I got to thinking: what if our happy place wasn’t a real place? Ideally anywhere could be our happy place if we have the right frame of mind — if we can rely on ourselves to be happy, rather than any external influence like a place or a person, we could be happy anywhere. That would be the ideal. But I’m not that enlightened yet, so I thought maybe I could write down my ideal happy place, and pretend I’m there. I could think of anywhere in the world, or make up a place. Where would my ideal happy place be? What would be there, and who would be there, if anyone? What about the sights, the smells, the sounds? What location would this place be in? Next door to my house or further away? So I’ve written it down. Here is my happy place:
My happy place is a pub, quite like The Litten Tree pub I visited years ago. I go to this pub in the afternoon, and I can walk there from my house so I can have a drink or two, or three. It’s about ten minutes away. Inside, there are never many people around. There is the girl behind the bar, and a handful of other people, either sitting alone or in couples, talking in hushed voices. There are partitions so some tables have complete privacy and people can’t see each other or be seen while sitting there. Other tables are still a little private and well-spaced, but good for people watching. Sometimes if I want to people-watch I sit by the window looking out on the street. The sun is shining. It is quiet but bustling outside. I always have my notebook with me.

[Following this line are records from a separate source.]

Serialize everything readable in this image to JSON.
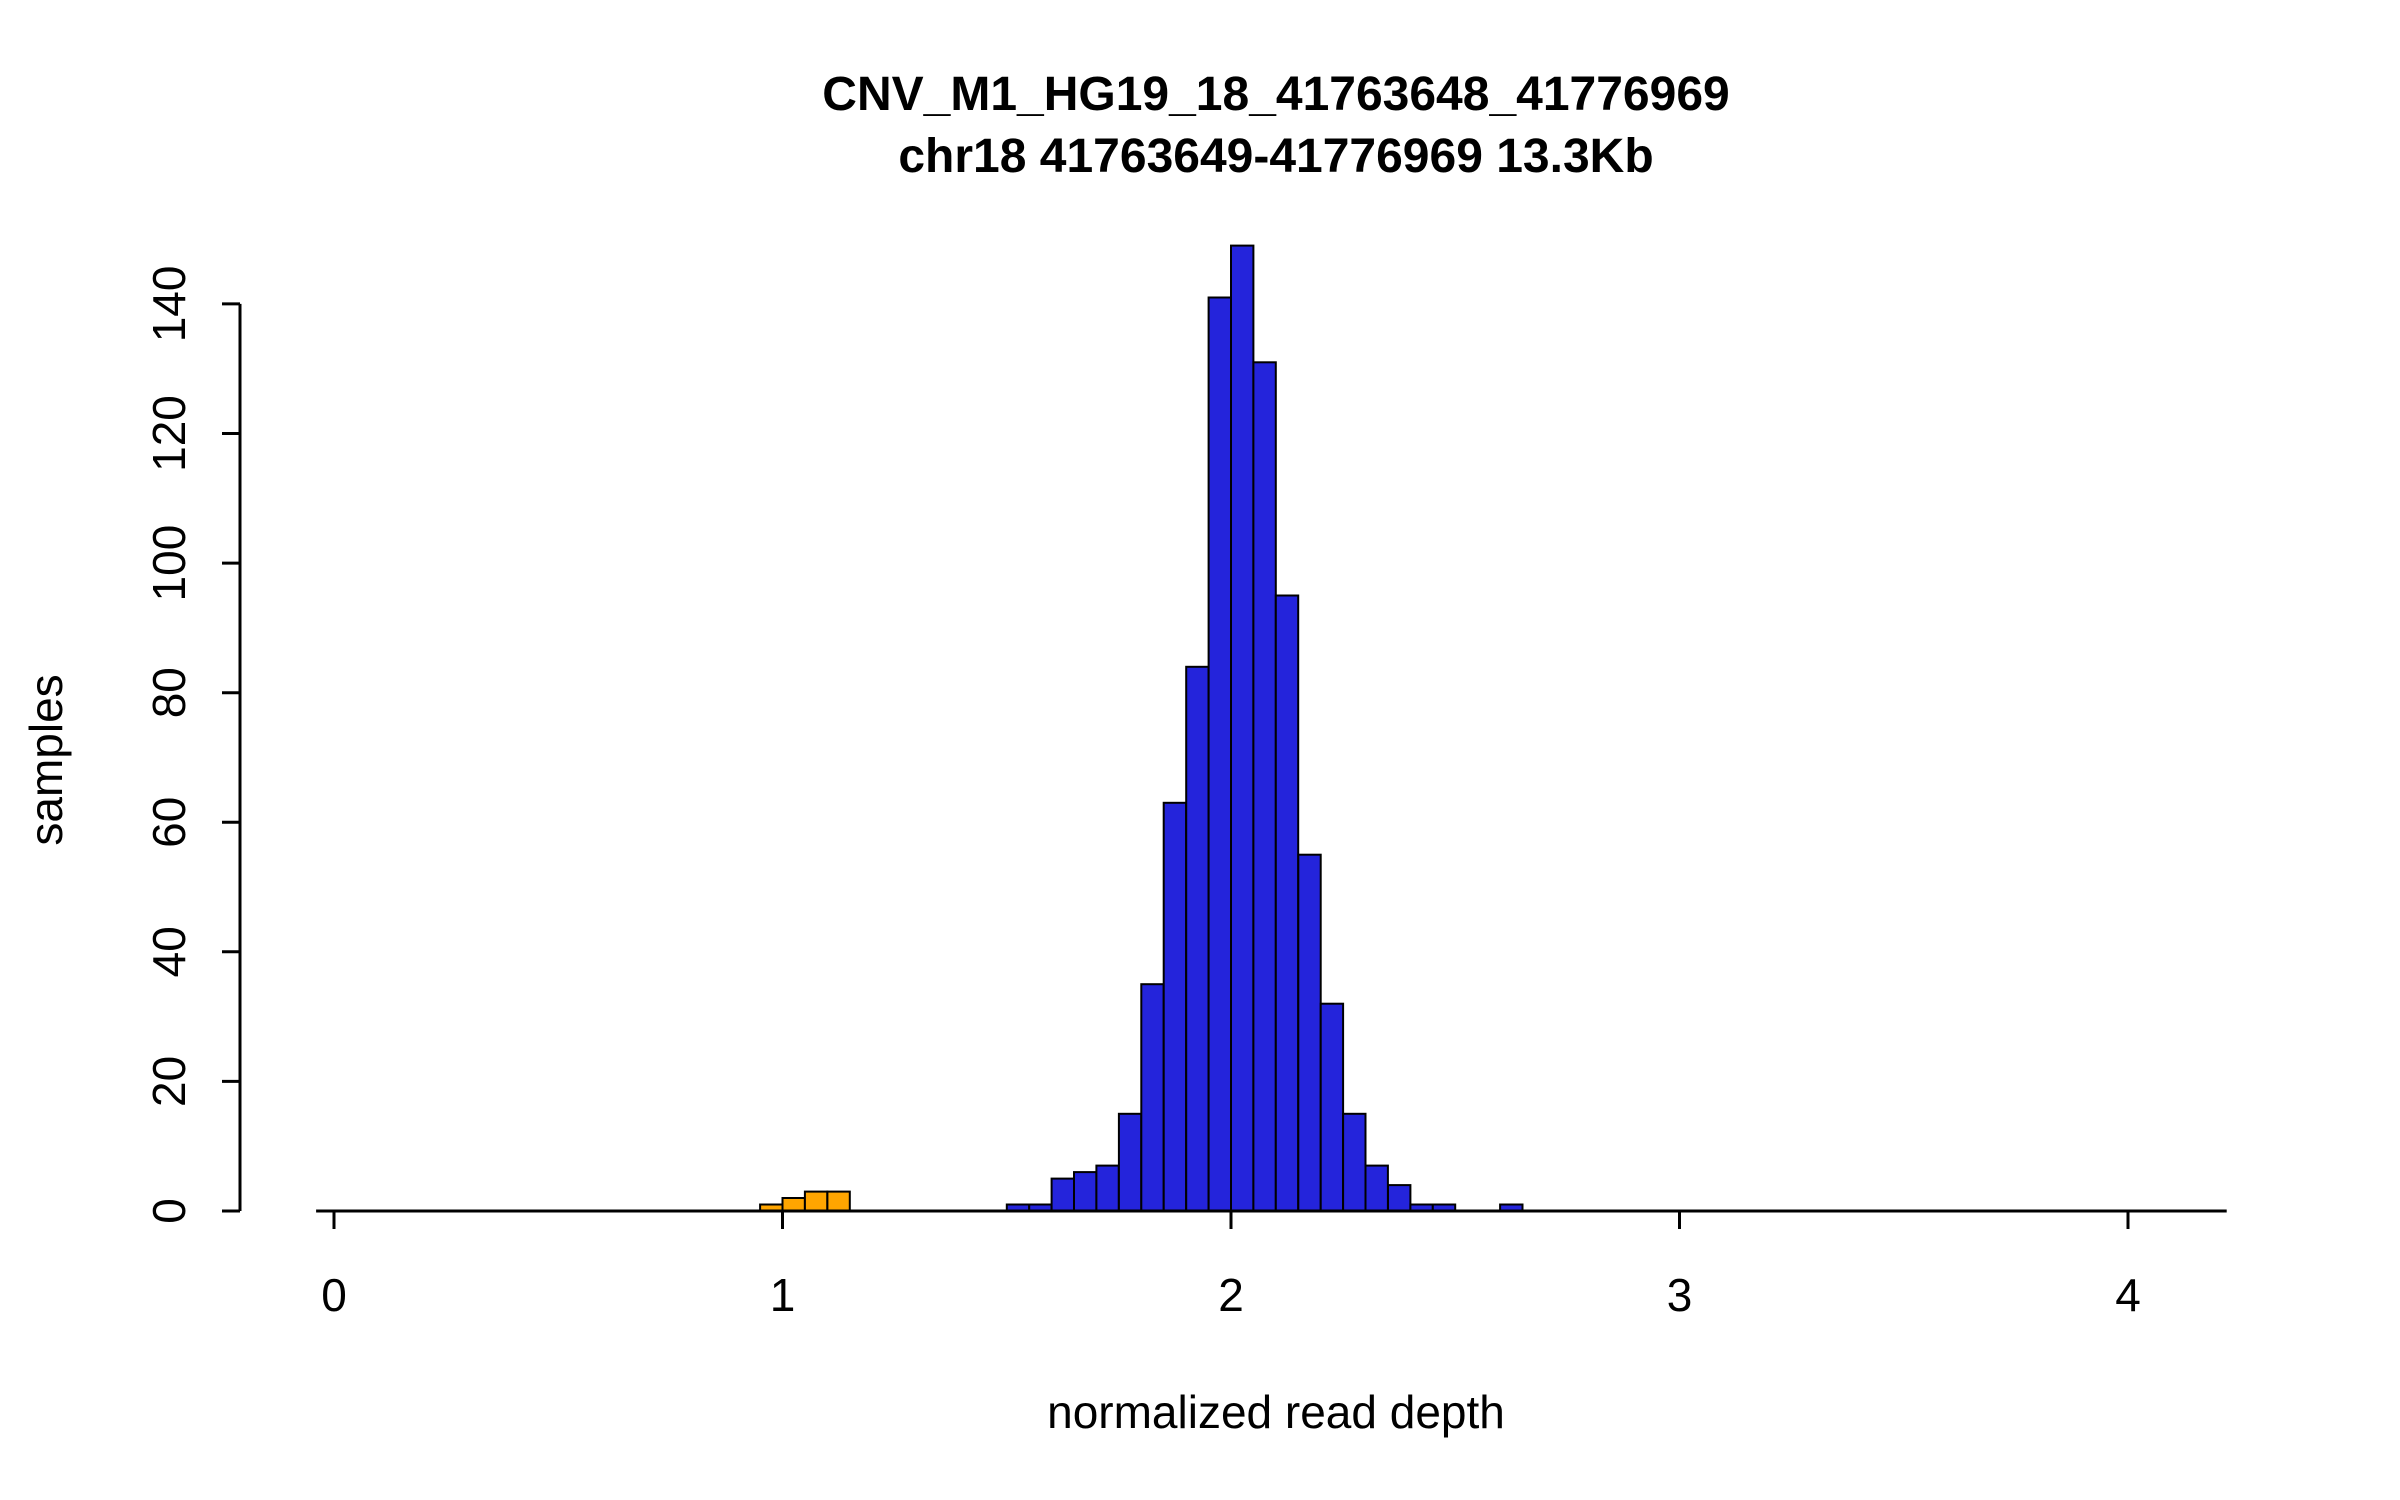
{
  "title_line1": "CNV_M1_HG19_18_41763648_41776969",
  "title_line2": "chr18 41763649-41776969 13.3Kb",
  "xlabel": "normalized read depth",
  "ylabel": "samples",
  "colors": {
    "main_series": "#2424DB",
    "outlier_series": "#FFA500",
    "axis": "#000000",
    "background": "#FFFFFF"
  },
  "chart_data": {
    "type": "bar",
    "subtype": "histogram",
    "title": "CNV_M1_HG19_18_41763648_41776969",
    "subtitle": "chr18 41763649-41776969 13.3Kb",
    "xlabel": "normalized read depth",
    "ylabel": "samples",
    "bin_width": 0.05,
    "xlim": [
      0,
      4.2
    ],
    "ylim": [
      0,
      150
    ],
    "x_ticks": [
      0,
      1,
      2,
      3,
      4
    ],
    "y_ticks": [
      0,
      20,
      40,
      60,
      80,
      100,
      120,
      140
    ],
    "grid": false,
    "legend": "none",
    "series": [
      {
        "name": "outlier-samples",
        "color": "#FFA500",
        "bins": [
          {
            "x": 0.95,
            "count": 1
          },
          {
            "x": 1.0,
            "count": 2
          },
          {
            "x": 1.05,
            "count": 3
          },
          {
            "x": 1.1,
            "count": 3
          }
        ]
      },
      {
        "name": "main-samples",
        "color": "#2424DB",
        "bins": [
          {
            "x": 1.5,
            "count": 1
          },
          {
            "x": 1.55,
            "count": 1
          },
          {
            "x": 1.6,
            "count": 5
          },
          {
            "x": 1.65,
            "count": 6
          },
          {
            "x": 1.7,
            "count": 7
          },
          {
            "x": 1.75,
            "count": 15
          },
          {
            "x": 1.8,
            "count": 35
          },
          {
            "x": 1.85,
            "count": 63
          },
          {
            "x": 1.9,
            "count": 84
          },
          {
            "x": 1.95,
            "count": 141
          },
          {
            "x": 2.0,
            "count": 149
          },
          {
            "x": 2.05,
            "count": 131
          },
          {
            "x": 2.1,
            "count": 95
          },
          {
            "x": 2.15,
            "count": 55
          },
          {
            "x": 2.2,
            "count": 32
          },
          {
            "x": 2.25,
            "count": 15
          },
          {
            "x": 2.3,
            "count": 7
          },
          {
            "x": 2.35,
            "count": 4
          },
          {
            "x": 2.4,
            "count": 1
          },
          {
            "x": 2.45,
            "count": 1
          },
          {
            "x": 2.6,
            "count": 1
          }
        ]
      }
    ]
  }
}
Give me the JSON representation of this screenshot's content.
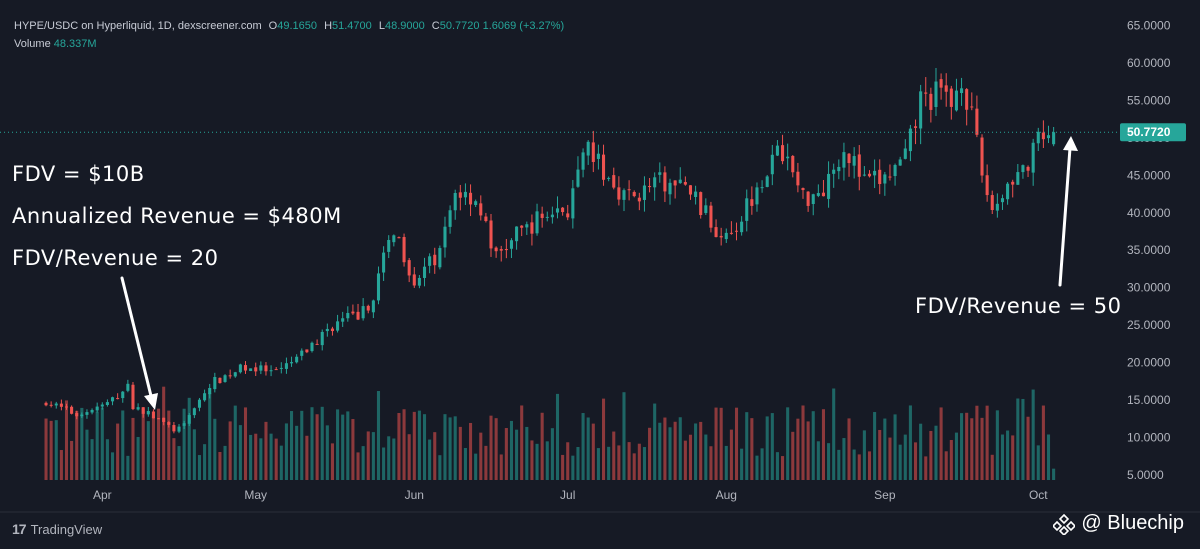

I order a glass of Jack Daniels and Coke. The girl behind the bar asked for my ID the first time but she knows me now. The bar plays music - noughties rock like The Killers, Franz Ferdinand, Kaiser Chiefs, Keane. Indie sort of stuff. I know all of the songs. The music isn’t played too loudly - just loud enough. The lighting is a little dim but I can still see okay to write. I sit and watch other people in the bar and they look at me too, but nobody makes conversation with strangers. Everyone here has either come specifically to be alone or to have a quiet chat with a friend. The atmosphere is friendly. The place doesn’t smell of much, but I’m wearing my leather jacket I’ve had since I bought it during a trip to Florida when I was sixteen or seventeen. Wearing it reminds me of sixth form - like when objects smell like times, like memories - it actually smells like sixth form and it is wonderful.
I never see anybody I know at the bar. I just sit and think, and write if I want to. I sit in a comfortable armchair with a high back. It’s green leather and a little worn and faded. The tables are low but high enough to write on, and have faint rings from drinks placed by previous patrons. They aren’t sticky, so I can put my notebook down just fine. They are thick, solid wood.
The pub is quite small but there is an upstairs which can provide complete solitude. There is a deserted dancefloor downstairs. Sometimes I shimmy across it a little when I’m going to buy another drink, if there is a particularly good song on. The drinks are reasonably priced. I stay for a couple of hours and feel quietly refreshed and at peace when I leave.
What would your happy place look and feel like? I wrote mine while listening to music I would like to be playing there, and I felt like I was in that very place. Close your eyes. Imagine your perfect spot, whether it exists or not. (Maybe it does exist and you just haven’t found it yet.) And now, write. Let me know how it goes.